Tim Brent and the Secret to Maple Leafs' Success: Third Line's the Charm

Jon Neely@@iamjonneelyAnalyst IOctober 12, 2010

LONDON,ON - SEPTEMBER 23: Tim Brent #37 of the Toronto Maple Leafs skates in a pre-season game against the Philadelphia Flyers on September 23,2010 at the John Labatt Centre in London, Ontario. The Leafs defeated the Flyers 3-2 in a shoot-out. (Photo by Claus Andersen/Getty Images)
Claus Andersen/Getty Images

It wouldn't be a stretch to say that the new fan-favourite on the Toronto Maple Leafs, Tim Brent, might be living somewhat of a dream right now.

He last scored a goal in the 2006-07 season as a member of the Anaheim Mighty Ducks, the first of his career, and came into this campaign with the Maple Leafs with merely a prayer of making the opening-night roster.

Well, after scoring twice in two games and now holding a tight grip on the third-line center position, it's safe to say Brent is having a career-changing start to the 2010-11 season as a Leaf.

Before this season he had bounced around the NHL as a rarely-used, grinder-type player, who saw more travel time on a bus in the minors than up with the big boys in the NHL. He started his career in Anaheim where he appeared in 15 games, scoring the lone goal of his career during that time, before being shipped off to Pittsburgh in July, 2007. He played one game there, then went to Chicago where he saw two games wearing the Blackhawks attire.

He landed in Toronto last season where he saw one game in the blue and white, but missed the majority of the AHL season with a pectoral injury.
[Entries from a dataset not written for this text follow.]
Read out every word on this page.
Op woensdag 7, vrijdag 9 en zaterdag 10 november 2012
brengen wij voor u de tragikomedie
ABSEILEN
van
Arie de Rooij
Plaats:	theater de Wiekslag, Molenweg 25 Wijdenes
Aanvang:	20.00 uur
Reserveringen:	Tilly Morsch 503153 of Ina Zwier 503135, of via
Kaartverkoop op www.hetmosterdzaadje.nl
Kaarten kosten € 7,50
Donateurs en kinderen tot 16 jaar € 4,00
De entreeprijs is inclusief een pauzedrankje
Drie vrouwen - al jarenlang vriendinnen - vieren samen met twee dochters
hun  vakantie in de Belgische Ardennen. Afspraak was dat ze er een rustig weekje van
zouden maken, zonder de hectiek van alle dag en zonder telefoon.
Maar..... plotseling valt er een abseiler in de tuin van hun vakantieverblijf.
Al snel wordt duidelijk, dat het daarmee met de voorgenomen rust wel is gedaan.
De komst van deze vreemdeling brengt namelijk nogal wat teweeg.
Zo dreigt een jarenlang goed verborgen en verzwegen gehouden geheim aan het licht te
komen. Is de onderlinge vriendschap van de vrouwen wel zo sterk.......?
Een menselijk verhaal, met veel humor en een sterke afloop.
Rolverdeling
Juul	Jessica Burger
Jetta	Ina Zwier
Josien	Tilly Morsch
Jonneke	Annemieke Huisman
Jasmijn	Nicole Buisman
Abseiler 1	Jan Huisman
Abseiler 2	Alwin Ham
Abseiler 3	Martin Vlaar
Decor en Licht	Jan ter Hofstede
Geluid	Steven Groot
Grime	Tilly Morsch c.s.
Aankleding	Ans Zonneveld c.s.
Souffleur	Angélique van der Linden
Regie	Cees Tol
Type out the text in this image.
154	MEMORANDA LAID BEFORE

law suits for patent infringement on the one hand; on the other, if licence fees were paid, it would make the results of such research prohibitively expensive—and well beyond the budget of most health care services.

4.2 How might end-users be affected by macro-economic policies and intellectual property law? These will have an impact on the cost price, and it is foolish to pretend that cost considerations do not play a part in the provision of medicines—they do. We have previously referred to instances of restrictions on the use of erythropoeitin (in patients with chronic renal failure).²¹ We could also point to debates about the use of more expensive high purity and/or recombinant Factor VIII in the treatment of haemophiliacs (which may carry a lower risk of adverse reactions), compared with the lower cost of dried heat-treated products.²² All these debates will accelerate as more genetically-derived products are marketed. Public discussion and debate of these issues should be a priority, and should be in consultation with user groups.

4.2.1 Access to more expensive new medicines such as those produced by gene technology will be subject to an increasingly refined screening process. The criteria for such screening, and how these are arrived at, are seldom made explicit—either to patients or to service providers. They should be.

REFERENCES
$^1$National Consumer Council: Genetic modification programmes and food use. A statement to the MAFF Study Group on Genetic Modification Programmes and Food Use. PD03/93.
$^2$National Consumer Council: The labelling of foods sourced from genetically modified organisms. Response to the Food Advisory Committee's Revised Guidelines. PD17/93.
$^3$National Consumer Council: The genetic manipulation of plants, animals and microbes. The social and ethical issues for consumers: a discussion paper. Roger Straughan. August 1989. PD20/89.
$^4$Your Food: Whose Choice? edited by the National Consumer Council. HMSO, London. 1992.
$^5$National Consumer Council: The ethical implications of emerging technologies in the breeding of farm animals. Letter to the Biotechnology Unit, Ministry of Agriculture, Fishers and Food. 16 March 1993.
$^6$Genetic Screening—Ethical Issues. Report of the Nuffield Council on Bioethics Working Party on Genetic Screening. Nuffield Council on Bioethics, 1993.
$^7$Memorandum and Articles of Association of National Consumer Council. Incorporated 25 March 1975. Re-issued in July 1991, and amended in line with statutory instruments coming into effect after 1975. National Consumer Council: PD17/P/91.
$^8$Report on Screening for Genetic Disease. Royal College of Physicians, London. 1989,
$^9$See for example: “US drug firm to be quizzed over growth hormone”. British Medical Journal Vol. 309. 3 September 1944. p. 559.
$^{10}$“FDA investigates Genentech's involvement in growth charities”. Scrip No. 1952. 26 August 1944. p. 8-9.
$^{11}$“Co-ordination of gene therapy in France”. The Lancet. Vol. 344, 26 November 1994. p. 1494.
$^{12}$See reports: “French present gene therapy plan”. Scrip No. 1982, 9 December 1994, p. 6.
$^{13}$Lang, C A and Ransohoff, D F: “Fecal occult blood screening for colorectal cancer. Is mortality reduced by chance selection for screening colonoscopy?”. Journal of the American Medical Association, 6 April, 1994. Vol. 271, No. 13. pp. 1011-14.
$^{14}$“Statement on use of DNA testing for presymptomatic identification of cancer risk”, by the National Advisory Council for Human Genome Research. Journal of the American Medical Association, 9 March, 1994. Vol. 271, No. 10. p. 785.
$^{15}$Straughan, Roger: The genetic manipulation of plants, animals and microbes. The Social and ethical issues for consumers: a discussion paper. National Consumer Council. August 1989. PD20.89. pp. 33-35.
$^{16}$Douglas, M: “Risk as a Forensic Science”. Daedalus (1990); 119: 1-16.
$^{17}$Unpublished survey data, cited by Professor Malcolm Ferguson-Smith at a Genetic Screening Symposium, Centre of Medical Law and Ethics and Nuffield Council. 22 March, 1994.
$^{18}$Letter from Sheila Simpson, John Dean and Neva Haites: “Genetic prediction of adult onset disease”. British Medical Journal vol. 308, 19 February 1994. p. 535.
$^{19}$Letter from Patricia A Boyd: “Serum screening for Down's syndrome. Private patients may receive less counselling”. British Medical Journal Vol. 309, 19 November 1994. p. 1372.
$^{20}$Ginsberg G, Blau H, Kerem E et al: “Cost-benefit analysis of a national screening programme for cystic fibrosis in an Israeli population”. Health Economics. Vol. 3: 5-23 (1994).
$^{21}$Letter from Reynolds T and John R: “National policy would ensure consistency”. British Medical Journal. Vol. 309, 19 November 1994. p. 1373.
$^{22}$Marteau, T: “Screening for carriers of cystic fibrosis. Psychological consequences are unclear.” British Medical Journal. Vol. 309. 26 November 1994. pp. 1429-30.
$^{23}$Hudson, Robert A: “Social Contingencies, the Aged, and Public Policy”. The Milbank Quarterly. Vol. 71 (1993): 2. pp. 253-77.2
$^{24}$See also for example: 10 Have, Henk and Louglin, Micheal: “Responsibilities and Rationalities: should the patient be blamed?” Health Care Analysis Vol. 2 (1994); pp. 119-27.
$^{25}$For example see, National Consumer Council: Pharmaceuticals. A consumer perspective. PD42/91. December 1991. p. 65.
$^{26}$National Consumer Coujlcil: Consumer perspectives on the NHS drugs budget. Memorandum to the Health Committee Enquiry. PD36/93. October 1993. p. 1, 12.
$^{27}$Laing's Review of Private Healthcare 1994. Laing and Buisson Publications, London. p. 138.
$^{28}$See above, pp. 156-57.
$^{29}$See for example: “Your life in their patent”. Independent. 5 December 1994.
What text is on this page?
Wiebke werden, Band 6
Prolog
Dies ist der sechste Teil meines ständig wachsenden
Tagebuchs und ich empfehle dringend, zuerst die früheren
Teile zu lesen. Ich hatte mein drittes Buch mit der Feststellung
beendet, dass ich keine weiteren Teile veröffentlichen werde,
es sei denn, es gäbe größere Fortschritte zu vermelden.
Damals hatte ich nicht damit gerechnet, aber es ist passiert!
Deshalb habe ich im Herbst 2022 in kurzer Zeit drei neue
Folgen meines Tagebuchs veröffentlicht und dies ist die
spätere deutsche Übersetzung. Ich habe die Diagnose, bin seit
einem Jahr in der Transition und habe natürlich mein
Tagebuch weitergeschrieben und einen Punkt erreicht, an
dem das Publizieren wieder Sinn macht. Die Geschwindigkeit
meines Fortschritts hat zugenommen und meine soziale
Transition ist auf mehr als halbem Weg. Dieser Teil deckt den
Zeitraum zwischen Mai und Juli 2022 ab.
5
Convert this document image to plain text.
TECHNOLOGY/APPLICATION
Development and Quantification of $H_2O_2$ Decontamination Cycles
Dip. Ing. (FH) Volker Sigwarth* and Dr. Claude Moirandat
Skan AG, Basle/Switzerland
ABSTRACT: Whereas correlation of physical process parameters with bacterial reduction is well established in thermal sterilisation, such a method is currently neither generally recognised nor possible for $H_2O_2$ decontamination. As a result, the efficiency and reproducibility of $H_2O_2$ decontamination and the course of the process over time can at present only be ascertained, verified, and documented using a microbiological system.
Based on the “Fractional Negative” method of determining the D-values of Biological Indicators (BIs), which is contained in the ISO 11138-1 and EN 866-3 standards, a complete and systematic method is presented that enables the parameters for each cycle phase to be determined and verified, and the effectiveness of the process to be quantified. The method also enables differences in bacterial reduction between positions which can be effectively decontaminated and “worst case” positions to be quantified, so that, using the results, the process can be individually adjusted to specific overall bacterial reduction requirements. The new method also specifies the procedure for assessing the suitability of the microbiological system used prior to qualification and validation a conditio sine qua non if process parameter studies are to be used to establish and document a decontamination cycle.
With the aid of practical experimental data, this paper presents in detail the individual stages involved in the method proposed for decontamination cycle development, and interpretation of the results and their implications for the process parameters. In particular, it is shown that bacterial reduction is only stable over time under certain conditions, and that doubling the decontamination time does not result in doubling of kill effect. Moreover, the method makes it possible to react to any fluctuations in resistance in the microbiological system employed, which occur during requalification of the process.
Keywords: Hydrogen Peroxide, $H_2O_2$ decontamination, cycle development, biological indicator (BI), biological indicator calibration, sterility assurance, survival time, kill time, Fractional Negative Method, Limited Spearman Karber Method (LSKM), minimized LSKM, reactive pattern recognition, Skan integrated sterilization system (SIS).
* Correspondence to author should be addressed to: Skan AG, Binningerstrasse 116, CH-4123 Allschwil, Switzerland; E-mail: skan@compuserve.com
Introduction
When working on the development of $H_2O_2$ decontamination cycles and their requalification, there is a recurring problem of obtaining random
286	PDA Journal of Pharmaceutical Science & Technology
Thus, he started this preseason with exactly 19 games of NHL experience, and one measly point. Not much of a resume to make a case for suiting up full-time for the Leafs, but after five very strong exhibition games he now finds himself as one of the most talked about Leaf players in this young season.

As the center of the third line between Fredrick Sjostrom and Colby Armstrong, he's able to play with two players who collectively have played over 700 games (Armstrong: 362, Sjostrom: 425) in the NHL—more than enough experience available for Brent to soak up.

All three players are known for their gritty style of play and their tireless work ethic, but through two games it's apparent that these three players make up what might be one of the most hard-working lines in the NHL. It's early yet, but the proof is in the pudding, or in this case the stats.

It's not so much the goals and points that the coaching staff will be worried about on this line (though Brent's two goals thus far are certainly welcomed) but the plus/minus each night. It's this line's job to shut down the other team, and so far, so good.

Brent sits at a plus-two, while his wingers are both plus-one. That doesn't seem like much, but on a Leaf team where last season the plus/minus looked like they were competing in a golf tournament, rather than a hockey game, it's a much better start.

As a line, they play about 13 minutes each game, plus whatever time they spend killing penalties, adding up to around 15 or 16 minutes per night. They're a group of players who have played a major role in the Leafs' two-game success in keeping pucks out of their own net; with just three goals against thus far.

They've also killed off all seven times they've been shorthanded, something that would have been near impossible through two games last season. Yes, that is not a typo, the Leafs are perfect on the PK so far. Crazy.

Sjostrom, as he's known to be, is like a water bug on the ice. He's everywhere he needs to be, making plays, throwing his body around and a wizard in his own end with the puck. He sees the ice like few on the team, and his defensive prowess is second to none.

Armstrong is the workhorse of the trio, as he's often seen down low in the corners, fighting off defenders for the puck. He's hard-nosed and willing to go in the dirty areas to benefit the team. He's the perfect third-line player. He's the perfect Burke-like player.

Needless to say, the third line has been important in the Leafs' 2-0 start, and they've played a crucial role in the early success at both ends of the ice.

With 80 games remaining this season, it's hardly time to start calling the Leafs legitimate contenders for the playoffs let alone anything else, but early on two things are clear. One, this Maple Leafs team is much better than they were a year ago. Two, the third line of Brent, Sjostrom and Armstrong are going to play a much bigger role in the team's success than some may have thought before the games began.

They'll get their biggest test thus far when they face off against Sidney Crosby and the Pittsburgh Penguins in their first road game of the year, and you can bet Brent and his pals will get more than one opportunity to be the shut-down line against Crosby.

Just another example of Brent's career changing before our eyes—gone from a forgotten man stuck in the minors, unable to find his place, to taking faceoffs against the best player in the NHL, on arguably the Leafs' most important line.

As for Leaf fans, all they're worried about at this point is that Brent keeps living that dream, and nobody pinches him.